Fr Dominic
Parish Priest

When we look at the crib everything looks so pretty, so peaceful, so orderly. Not a cry is heard from the child, not a sound from the donkey or the oxen, not a smell of any kind. The straw is clean. With our inward ear we hear the singing of the angels and when we look up we see the star which led the Magi to Bethlehem.
This is pretty, and we might want to believe it. But we know it is not real. It is not true. It is a false picture. Everything was not as neat and pretty as that. The first Christmas was as full of hurry and worry as our Christmas is. It was full of uncertainty, disappointment and fear. It was no picnic for Mary and Joseph. It was more like an ordeal, perhaps even a nightmare. They had just completed a long difficult journey. They arrived in Bethlehem, poor, unknown, and without influence of any kind. They were unable to find accommodation. When the time came for Mary to give birth there was no one to assist.
It is too easy to move away from the poverty of the original crib. We have a tendency to pretty up the Christmas story, But, in doing that we remove it from us. We empty it of much of the meaning it carries for us.

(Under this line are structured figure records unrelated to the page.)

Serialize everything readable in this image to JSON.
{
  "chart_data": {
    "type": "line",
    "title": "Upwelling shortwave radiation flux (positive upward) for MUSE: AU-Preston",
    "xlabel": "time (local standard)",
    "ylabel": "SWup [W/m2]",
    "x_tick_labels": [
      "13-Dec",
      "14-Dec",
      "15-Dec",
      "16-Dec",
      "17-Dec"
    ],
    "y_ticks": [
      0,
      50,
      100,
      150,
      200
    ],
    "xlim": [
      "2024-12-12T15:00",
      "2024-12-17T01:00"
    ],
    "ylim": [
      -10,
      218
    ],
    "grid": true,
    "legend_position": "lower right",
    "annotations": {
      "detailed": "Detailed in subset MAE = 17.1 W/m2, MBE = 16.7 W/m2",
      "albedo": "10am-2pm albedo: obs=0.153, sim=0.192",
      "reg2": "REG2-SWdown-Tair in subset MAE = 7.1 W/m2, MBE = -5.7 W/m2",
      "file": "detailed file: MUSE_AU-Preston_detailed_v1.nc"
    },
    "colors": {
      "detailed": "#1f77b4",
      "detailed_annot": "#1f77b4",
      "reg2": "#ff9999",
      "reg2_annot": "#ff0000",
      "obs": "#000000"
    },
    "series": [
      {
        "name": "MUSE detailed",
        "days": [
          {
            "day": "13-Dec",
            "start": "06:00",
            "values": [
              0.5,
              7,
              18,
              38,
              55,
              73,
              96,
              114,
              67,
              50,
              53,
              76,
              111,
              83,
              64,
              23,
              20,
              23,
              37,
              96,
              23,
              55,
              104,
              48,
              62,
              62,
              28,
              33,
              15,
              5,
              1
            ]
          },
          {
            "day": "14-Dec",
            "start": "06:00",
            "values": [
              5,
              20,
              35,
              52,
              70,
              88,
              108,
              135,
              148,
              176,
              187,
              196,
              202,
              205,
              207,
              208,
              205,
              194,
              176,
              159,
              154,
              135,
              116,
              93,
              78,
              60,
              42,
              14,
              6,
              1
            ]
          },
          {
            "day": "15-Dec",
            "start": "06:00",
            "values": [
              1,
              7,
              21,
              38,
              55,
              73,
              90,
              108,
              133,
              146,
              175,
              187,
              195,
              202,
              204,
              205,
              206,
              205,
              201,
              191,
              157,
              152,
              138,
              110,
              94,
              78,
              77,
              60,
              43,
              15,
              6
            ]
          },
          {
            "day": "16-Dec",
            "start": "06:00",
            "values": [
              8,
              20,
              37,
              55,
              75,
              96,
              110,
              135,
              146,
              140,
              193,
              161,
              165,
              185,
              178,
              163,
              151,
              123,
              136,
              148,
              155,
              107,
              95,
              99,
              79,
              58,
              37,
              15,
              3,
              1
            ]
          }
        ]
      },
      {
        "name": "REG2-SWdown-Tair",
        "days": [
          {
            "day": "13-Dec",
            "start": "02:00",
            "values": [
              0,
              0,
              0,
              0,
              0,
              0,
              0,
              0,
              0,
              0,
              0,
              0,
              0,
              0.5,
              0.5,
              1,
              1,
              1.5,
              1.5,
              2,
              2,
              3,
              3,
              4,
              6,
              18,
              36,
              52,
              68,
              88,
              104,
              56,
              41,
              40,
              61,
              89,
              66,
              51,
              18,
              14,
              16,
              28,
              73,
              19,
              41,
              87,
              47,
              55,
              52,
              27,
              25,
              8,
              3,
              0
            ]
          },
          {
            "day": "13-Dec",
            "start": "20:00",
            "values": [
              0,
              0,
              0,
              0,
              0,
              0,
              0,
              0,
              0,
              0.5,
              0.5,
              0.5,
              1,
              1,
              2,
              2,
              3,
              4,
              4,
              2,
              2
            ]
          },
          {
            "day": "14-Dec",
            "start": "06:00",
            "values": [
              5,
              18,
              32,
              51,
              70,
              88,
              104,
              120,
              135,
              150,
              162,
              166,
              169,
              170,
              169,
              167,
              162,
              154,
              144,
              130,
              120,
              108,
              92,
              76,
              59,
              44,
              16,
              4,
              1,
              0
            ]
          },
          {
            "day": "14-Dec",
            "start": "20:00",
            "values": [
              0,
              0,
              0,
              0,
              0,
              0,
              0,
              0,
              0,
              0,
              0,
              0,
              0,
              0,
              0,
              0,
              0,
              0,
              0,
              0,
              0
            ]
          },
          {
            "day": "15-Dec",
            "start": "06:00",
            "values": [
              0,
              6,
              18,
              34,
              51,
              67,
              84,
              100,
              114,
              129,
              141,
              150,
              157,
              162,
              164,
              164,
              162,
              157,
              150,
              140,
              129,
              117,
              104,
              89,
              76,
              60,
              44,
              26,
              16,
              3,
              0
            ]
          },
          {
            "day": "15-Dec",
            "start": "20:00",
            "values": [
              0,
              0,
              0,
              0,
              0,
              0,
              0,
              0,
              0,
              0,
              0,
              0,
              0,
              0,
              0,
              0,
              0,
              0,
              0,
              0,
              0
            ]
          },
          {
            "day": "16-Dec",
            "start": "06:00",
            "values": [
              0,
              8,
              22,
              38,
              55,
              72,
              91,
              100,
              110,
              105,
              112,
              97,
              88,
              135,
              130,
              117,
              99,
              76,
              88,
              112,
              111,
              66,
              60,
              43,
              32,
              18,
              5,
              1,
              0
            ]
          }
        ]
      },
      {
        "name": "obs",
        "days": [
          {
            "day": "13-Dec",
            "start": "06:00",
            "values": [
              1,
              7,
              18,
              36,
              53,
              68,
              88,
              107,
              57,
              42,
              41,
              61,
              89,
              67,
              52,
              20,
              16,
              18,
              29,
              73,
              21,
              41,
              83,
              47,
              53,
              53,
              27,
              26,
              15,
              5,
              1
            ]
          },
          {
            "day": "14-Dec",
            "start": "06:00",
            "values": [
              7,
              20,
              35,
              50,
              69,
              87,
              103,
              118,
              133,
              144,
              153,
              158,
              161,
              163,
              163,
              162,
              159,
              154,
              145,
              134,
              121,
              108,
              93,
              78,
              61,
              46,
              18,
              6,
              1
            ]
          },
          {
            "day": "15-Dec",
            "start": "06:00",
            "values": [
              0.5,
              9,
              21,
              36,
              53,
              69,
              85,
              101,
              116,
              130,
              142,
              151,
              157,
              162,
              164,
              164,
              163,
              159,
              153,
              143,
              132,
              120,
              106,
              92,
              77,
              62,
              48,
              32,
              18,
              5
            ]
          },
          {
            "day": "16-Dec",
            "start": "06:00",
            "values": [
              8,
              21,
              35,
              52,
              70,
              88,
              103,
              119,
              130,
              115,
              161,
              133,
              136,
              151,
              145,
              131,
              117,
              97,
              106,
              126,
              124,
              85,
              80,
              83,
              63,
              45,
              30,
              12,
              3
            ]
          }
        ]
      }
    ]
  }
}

It was St. Francis of Assisi who assembled the first crib in a cave on an Italian hillside in the year 1223. His aim was to make the Christmas story come alive for the local people. His idea was to show them how close it was to them and their lives. He succeeded. On Christmas Eve the friars and the people assembled with candles and torches around the crib. Francis spoke to the people who were mostly farmers and shepherds about God’s Son coming among them to teach us that we too are children of God and that as such we have an eternal destiny. The shepherds and farmers got the message: God had time for simple folks like them. At then end of the vigil they all returned to their homes full of peace and joy, feeling vey close to God and to each other.